2.2  Correspondió su conocimiento al Juzgado Trece Civil del  Circuito de Medellín, y el 1º de marzo de 2019 profirió  sentencia anticipada en la que resolvió desestimar las  pretensiones de la demanda respecto al enriquecimiento cambiario  derivado del pagaré 01804082-4, en razón a que la  demandante no acreditó ser la actual acreedora de esa  obligación, cuya acción cambiaria se declaró  prescrita en la acción ejecutiva No. 2007-01446 que cursó  en el Juzgado Diecisiete Civil Municipal de Bogotá.  

Agregó  que además no probó, que se reconoció a la  Compañía de Gerenciamiento de Activos SAS en  liquidación, como cesionaria y endosataria de CISA SA,  porque  en el auto de inadmisión de la demanda, se le requirió  para que aportara las copias simples donde constara dicha actuación,  y no dio cumplimiento; además desistió expresamente de  la prueba trasladada para obtener los documentos relacionados con la  cadena de endosos; por lo que no logró demostrar su condición  de tenedora del documento crediticio entregado como pago de una  obligación preexistente, cuya acción había  prescrito, por lo que cuenta con la legitimación para  interponer la pretensión de que trata el art. 882 del Código  de Comercio.  

En  lo que atañe a la pretensión de enriquecimiento sin  causa del artículo 821 Ibidem  por el pago de impuestos del inmueble y honorarios de la abogada,  dijo que se trataba de una acción subsidiaria, y la demandante  en ese caso expresó que pagó deudas sin conocimiento de  la deudora, por lo que era aplicable la disposición del  artículo 1631 del Código Civil, esto es, que quien paga  sin conocimiento del deudor no tendría acción, sino que  este le reembolse lo pagado.  
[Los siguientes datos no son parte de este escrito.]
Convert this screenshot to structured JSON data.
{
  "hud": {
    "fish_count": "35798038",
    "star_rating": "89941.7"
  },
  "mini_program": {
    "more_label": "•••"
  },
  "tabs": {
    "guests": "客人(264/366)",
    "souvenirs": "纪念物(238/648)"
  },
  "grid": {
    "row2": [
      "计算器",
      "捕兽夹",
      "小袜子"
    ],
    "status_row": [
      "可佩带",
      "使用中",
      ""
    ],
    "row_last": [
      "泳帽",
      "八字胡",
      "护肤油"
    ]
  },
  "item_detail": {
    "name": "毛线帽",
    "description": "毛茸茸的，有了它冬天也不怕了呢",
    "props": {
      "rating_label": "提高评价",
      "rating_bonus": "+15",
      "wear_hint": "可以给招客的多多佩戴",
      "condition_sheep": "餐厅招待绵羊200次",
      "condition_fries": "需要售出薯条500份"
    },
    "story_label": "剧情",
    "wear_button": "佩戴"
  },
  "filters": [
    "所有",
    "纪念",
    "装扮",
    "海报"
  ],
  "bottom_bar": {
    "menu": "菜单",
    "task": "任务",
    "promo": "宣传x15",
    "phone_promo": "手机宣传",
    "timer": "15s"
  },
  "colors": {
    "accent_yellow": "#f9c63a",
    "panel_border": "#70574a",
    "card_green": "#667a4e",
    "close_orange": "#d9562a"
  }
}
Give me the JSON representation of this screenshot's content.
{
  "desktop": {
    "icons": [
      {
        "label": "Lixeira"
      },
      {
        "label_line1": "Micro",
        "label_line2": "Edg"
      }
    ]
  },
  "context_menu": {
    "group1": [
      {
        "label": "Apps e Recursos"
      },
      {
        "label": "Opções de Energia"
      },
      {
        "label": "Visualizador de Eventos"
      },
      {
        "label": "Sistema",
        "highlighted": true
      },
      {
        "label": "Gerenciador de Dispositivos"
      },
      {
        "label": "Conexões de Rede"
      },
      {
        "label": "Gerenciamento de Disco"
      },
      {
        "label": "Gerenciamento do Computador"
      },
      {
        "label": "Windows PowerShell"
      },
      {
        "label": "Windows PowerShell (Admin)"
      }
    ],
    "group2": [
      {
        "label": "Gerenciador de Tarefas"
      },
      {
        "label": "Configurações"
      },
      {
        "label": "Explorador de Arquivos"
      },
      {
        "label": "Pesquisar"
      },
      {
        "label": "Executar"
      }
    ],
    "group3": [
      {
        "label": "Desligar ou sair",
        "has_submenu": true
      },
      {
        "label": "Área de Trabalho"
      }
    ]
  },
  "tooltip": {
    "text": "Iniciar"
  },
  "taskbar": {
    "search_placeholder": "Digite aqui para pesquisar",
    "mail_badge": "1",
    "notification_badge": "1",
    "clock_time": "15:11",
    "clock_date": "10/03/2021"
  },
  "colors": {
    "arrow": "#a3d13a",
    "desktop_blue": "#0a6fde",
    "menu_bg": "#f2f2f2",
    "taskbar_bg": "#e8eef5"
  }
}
2.3  Inconforme con la decisión la apoderada judicial de la  demandante interpuso recurso de apelación, manifestando las  razones de inconformidad así:  

            

i. En          cuanto a la legitimación en la causa, expresó que en          el Juzgado Diecisiete Civil Municipal de Bogotá en el proceso          ejecutivo No. 2007-01446, el 9 de febrero de 2017 se reconoció          a la demandante como cesionaria, al punto que fue la juez quien          determinó la cadena de cesiones y estableció que la          señora Prieto Salamanca era «cesionaria-demandante»          de la Compañía de Gerenciamiento de Activos SAS, quien          a su vez fue cesionaria de Central de Inversiones SA, y en la          sentencia hizo un claro análisis de los hechos.  

            

ii. En          la actuación se probaron los presupuestos para la prosperidad          de la acción de enriquecimiento sin causa, porque la          demandada incrementó injustamente su patrimonio al quedarse          con el inmueble hipotecado sin pagar el crédito cuyo avalúo          catastral es de $241’871.000 en el año 2016, dinero que          recibió a satisfacción como lo demostró el          pagaré, así como en la constitución del          gravamen, y se empobreció el patrimonio de la señora          Prieto Salamanca, porque perdió todo lo invertido en ese          pleito.  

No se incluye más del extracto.